Patient Safety

Questions About Safety: Healthcare organizations across the country have made healthcare safety a priority. Everyone plays a role. As a patient, you have a responsibility to be an active, involved and informed partner on your healthcare team. Your health is too important to worry about being embarrassed if you don’t understand something that your doctor, nurse or other healthcare professional tells you. Don’t be afraid to ask about your safety.

1. Pay attention to the care you are receiving.

  • Expect all healthcare staff to introduce themselves when they enter your room, and look for their identification badges. If you do not see identification, ask the person to introduce him or herself, and tell you his or her role in your care.
  • Make sure the staff checks your name band before giving you medicine, taking blood, or doing any procedure.
  • Please observe the safety precautions that have been designed as part of your treatment plan. For example, you may be asked not to get out of bed without someone helping you.
  • A nurse call light has been given to you so you can call for help if needed. Please be sure to keep it within your reach. Do not hesitate to call for help for any reason.

2. Educate yourself about your diagnosis, the medical tests you are having and your treatment plan.

  • Learn about your condition and treatments by asking your doctor or nurse.
  • Write down important facts.
  • Read all medical forms and make sure you understand them before you sign anything. If you don’t understand the form, ask a doctor or registered nurse to explain it to you.
  • Ask about test results. Do not assume that everything is OK if you do not hear.
  • Depending on your reason for being hospitalized, staff and visitors may have to take certain precautions. Often this is to prevent the spread of infection. Your doctor will discuss this with you if this is necessary. Your cooperation and understanding is appreciated.

3. Know what medications you take and why you take them.

  • If you are given an intravenous (I.V.), ask the nurse how long it should take for the liquid to “run out.” Tell the nurse if it doesn’t seem to be dripping properly (for example, going too fast or too slow).
  • Make sure your doctors, nurses and pharmacists know about everything you are taking.

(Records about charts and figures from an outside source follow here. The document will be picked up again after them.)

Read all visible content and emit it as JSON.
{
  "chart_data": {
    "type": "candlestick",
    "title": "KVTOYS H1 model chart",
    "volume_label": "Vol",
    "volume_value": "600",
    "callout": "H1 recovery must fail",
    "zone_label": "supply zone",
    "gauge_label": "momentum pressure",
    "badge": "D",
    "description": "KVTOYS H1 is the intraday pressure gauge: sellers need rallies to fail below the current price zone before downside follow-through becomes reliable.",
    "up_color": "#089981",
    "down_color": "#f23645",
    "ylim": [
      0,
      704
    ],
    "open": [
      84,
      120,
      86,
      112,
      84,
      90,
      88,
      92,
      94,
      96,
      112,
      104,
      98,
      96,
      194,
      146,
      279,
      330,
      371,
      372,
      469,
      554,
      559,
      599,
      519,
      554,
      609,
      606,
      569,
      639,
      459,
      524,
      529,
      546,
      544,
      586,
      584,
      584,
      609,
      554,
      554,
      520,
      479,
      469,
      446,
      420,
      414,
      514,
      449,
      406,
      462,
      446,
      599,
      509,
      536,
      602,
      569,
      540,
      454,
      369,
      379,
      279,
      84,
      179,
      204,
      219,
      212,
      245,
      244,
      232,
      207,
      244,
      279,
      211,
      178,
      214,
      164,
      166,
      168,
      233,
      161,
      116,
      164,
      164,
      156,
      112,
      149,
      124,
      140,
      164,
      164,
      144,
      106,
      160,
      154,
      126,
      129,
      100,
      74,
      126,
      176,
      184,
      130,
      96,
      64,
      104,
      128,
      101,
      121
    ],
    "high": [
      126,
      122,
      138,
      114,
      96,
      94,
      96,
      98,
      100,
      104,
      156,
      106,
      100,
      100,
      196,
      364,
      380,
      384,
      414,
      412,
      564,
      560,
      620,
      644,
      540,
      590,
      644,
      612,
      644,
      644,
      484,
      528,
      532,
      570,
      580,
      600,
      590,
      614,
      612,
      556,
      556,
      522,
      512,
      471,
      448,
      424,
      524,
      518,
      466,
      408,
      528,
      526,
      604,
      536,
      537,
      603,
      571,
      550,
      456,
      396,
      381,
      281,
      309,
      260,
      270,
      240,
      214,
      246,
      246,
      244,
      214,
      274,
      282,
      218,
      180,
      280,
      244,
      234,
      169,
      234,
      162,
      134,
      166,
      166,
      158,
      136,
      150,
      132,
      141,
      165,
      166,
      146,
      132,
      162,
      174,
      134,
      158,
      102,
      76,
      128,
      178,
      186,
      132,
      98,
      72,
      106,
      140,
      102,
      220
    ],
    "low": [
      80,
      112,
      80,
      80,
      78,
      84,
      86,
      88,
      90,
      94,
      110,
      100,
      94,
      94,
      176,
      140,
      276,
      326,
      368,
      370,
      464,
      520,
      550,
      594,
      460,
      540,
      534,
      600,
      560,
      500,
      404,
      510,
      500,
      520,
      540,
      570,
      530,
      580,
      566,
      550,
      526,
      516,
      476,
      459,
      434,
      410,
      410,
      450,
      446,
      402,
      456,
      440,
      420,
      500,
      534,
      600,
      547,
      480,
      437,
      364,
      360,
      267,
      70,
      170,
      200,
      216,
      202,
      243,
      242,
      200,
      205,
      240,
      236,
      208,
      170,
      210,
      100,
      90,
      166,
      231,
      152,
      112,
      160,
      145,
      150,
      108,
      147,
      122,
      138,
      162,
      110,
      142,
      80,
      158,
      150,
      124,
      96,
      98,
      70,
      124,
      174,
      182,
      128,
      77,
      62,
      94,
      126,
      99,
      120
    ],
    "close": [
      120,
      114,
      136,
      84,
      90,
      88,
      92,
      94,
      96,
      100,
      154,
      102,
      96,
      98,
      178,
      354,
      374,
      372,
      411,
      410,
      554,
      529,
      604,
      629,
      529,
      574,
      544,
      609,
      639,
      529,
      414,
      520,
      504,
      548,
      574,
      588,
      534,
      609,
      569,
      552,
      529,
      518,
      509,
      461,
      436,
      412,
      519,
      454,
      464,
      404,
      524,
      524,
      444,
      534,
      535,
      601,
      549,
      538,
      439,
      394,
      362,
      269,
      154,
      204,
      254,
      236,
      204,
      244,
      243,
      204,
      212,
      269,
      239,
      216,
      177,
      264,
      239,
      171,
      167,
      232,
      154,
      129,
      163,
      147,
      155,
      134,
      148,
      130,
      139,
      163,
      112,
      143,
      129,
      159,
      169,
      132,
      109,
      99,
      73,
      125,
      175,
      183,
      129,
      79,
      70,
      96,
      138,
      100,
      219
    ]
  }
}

This means prescriptions, over-the-counter medicines and dietary supplements like vitamins and herbs.
  • Ask why you are taking the medications when they are prescribed and when you receive them.
  • If you do not recognize the name or appearance of a medicine, make sure it is for you.
  • Make sure your doctors, nurses and pharmacists know about allergies and adverse reactions you have had to any medicines.
  • When your doctor writes a prescription, make sure you can read it.

4. Speak up if you have questions or concerns; and if you do not understand, ask again. You have a right to know.

  • Please advise your nurse about any safety concerns you may have. Some examples of this might be: “I didn’t get my medicine on time” or “I didn’t see the nurse or doctor wash their hands” or “The staff are not wearing their name tags.”
  • Doctors, nurses and other health care providers come into contact with lots of bacteria and viruses. So before they treat you, ask them if they have cleaned their hands.
  • If you do not see healthcare workers washing or sanitizing their hands on entering your room to care for you, we want you to speak up and ask the staff members to wash or sanitize their hands. You may also ask to speak to the Nurse Manager who will speak with the staff member.
  • Health care providers should wear clean gloves when they perform tasks like taking throat cultures, taking blood, touching wounds or body fluids, and examining you. Don’t be afraid to ask them if they should be wearing gloves.

5. Participate in all decisions about your treatment. You are the center of the healthcare team.

  • If you feel you are too ill to assume this responsibility, you should ask a family member or authorized representative to ask questions on your behalf. Make sure your family member or authorized representative understands your preferences for care and your wishes concerning resuscitation and life support.